不正解(C): 資産の流動性が高い(盗みやすい)ことは、固有リスクを高める要因です。

不正解(D): 過去に問題があった場所は、再発の可能性が高いためリスク評価は高くなります。


Q2. 内部監査計画の優先順位付けにおいて、CAEは「定量的(Quantitative)」要因と「定性的(Qualitative)」要因の両方を考慮する必要がある。以下のリスク評価項目のうち、「定性的要因」に該当するものはどれか。

A. 部門が管理している年間予算の総額

B. 過去1年間に発生した現金不足の合計金額

C. 部門の業務に関連する法的規制の複雑さと、コンプライアンス違反が起きた場合の評判への影響

D. 1日あたりの平均取引処理件数

【解答・解説】

正解と解説を表示

正解(C): 複雑さ、評判(レピュテーション)、倫理的環境などは、数値化しにくい「定性的要因」の代表例です。リスク・ベース監査計画では、これらを金額などの数値データと組み合わせて評価することが求められます。

不正解(A): 予算額は数値で測れる「定量的要因」です。

不正解(B): 金額的損失は「定量的要因」です。

不正解(D): 取引件数は「定量的要因」です。


Q3. 次年度の監査計画を策定する際、ある監査対象領域が「影響度は極めて高い(High Impact)」が、「発生可能性は極めて低い(Low Likelihood)」と評価された(例:大地震によるデータセンターの全壊など)。リスク・ベースのアプローチにおいて、この領域に対する監査計画上の扱いとして最も適切な考え方はどれか。

A. 発生可能性が低いため、監査対象リストから完全に除外し、リソースを配分しない。

B. 影響度が高いため、発生可能性に関わらず最優先の監査対象とし、毎年フルスコープの監査を実施する。

C. 優先順位は「中」程度とし、定期的なフル監査の代わりに、BCP(事業継続計画)や災害対策のレビューなど、焦点を絞った監査や机上訓練の評価を定期的に実施する計画とする。

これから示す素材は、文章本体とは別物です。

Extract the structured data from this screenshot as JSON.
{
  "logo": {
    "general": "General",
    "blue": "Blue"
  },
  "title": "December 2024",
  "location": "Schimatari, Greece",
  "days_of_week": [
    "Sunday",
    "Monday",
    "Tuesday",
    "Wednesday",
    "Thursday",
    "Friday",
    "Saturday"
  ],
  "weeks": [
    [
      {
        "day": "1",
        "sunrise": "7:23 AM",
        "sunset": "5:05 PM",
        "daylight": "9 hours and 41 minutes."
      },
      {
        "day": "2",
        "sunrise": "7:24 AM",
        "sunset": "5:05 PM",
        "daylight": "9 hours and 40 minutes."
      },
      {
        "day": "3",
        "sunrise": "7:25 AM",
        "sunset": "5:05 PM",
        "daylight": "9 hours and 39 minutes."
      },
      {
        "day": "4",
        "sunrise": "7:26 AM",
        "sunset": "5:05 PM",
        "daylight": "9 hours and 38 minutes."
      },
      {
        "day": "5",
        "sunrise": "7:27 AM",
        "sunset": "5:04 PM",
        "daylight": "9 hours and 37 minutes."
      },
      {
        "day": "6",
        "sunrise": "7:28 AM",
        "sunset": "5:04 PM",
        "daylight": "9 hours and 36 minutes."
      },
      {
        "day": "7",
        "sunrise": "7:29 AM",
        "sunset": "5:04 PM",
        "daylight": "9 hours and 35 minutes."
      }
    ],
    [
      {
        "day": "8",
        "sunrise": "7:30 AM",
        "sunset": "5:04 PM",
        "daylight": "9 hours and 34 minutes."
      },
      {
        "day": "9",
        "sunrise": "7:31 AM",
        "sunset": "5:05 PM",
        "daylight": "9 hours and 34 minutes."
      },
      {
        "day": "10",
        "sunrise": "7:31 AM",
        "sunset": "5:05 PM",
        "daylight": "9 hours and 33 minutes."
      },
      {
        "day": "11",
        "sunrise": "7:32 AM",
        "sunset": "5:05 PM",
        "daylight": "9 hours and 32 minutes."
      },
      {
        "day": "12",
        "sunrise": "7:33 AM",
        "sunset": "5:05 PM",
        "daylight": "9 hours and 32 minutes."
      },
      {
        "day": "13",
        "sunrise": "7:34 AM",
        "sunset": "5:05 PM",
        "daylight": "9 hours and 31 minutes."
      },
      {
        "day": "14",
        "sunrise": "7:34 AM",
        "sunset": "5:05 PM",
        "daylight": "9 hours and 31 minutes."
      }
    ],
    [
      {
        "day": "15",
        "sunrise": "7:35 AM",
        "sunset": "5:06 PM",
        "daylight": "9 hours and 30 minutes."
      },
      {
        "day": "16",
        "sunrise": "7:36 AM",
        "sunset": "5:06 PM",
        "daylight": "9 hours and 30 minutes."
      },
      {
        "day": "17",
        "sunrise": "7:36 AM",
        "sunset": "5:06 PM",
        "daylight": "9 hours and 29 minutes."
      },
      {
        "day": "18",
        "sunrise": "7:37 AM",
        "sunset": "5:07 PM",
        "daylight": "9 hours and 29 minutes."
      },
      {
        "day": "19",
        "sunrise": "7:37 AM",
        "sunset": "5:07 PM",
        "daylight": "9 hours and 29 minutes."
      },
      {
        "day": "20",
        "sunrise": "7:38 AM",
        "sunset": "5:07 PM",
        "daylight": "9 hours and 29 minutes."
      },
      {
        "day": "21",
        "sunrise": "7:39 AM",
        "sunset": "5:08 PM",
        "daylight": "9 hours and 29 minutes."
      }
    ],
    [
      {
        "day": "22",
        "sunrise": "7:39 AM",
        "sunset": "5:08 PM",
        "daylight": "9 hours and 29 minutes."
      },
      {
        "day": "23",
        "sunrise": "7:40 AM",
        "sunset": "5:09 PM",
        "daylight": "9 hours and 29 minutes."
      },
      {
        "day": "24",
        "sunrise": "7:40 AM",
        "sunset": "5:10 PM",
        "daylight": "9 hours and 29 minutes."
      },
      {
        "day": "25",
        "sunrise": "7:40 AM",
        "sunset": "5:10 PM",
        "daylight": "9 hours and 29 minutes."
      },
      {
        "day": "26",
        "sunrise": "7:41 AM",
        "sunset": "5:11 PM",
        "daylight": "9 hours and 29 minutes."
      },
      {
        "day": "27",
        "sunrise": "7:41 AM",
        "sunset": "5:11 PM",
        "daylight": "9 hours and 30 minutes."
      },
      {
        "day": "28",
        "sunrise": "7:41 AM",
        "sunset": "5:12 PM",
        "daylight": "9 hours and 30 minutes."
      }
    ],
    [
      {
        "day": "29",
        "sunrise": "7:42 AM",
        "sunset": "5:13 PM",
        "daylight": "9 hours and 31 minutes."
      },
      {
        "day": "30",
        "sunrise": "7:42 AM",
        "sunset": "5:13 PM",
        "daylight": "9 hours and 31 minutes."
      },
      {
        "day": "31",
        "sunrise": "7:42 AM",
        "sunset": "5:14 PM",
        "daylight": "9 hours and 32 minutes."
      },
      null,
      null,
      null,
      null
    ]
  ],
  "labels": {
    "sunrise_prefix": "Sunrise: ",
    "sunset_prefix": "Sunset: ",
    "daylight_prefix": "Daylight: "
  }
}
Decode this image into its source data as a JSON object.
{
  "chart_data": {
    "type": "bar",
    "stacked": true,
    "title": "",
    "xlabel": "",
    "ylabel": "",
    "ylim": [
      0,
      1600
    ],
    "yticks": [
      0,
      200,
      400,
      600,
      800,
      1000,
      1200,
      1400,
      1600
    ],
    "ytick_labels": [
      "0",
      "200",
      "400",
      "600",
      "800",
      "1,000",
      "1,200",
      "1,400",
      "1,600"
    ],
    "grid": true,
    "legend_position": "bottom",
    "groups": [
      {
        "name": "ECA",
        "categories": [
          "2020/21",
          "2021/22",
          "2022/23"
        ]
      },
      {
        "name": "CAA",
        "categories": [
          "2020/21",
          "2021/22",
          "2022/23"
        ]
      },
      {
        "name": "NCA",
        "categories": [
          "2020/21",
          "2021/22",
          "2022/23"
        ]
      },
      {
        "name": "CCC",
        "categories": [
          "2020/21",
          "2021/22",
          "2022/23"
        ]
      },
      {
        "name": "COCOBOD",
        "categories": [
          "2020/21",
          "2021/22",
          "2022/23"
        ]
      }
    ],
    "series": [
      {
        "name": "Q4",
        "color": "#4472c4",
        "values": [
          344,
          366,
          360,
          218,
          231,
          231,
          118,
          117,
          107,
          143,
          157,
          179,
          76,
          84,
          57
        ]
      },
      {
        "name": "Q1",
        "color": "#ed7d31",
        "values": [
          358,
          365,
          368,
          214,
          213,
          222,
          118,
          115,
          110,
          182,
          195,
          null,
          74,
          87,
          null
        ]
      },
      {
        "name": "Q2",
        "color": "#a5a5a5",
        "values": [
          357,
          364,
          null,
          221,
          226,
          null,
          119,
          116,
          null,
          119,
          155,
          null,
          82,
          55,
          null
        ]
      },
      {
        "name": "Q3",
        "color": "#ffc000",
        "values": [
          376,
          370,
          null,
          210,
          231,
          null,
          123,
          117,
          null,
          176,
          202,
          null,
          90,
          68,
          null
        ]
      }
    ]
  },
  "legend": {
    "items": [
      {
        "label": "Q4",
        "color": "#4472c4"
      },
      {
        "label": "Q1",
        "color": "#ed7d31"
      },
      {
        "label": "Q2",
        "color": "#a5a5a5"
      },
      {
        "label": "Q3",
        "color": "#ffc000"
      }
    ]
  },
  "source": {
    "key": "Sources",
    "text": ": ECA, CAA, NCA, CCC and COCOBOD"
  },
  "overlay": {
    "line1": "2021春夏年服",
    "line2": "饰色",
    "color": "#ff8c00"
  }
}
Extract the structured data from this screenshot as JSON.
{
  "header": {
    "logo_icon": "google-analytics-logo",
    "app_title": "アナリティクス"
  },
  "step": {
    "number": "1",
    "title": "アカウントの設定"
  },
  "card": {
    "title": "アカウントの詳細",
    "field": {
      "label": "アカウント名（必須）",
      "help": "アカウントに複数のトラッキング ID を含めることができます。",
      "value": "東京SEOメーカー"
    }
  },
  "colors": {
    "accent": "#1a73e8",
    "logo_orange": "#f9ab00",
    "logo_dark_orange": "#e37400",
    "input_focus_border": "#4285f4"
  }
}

D. 発生可能性が低いリスクは内部監査の対象ではなく、保険部門の管轄であるため、リスク評価スコアに関わらず無視する。

【解答・解説】

正解と解説を表示

正解(C): 「影響度:大 × 発生可能性:小」のリスクは、頻度は低いものの起きたら壊滅的であるため、無視はできません(Aは不可)。しかし、滅多に起きないため、日常業務のように毎年詳細に監査するのも非効率です(Bは不可)。したがって、BCP(事業継続計画)の準備状況などに焦点を絞って定期的に確認するアプローチが最も適切です。

不正解(A): 影響度が極大である場合、無視することは許されません。

不正解(B): リソースの無駄遣いになる可能性が高いです。高頻度・高影響の領域(Red Zone)を優先すべきです。

不正解(D): 保険はリスク転嫁の手段ですが、内部監査はコントロール(対策)の有効性を評価する責任があります。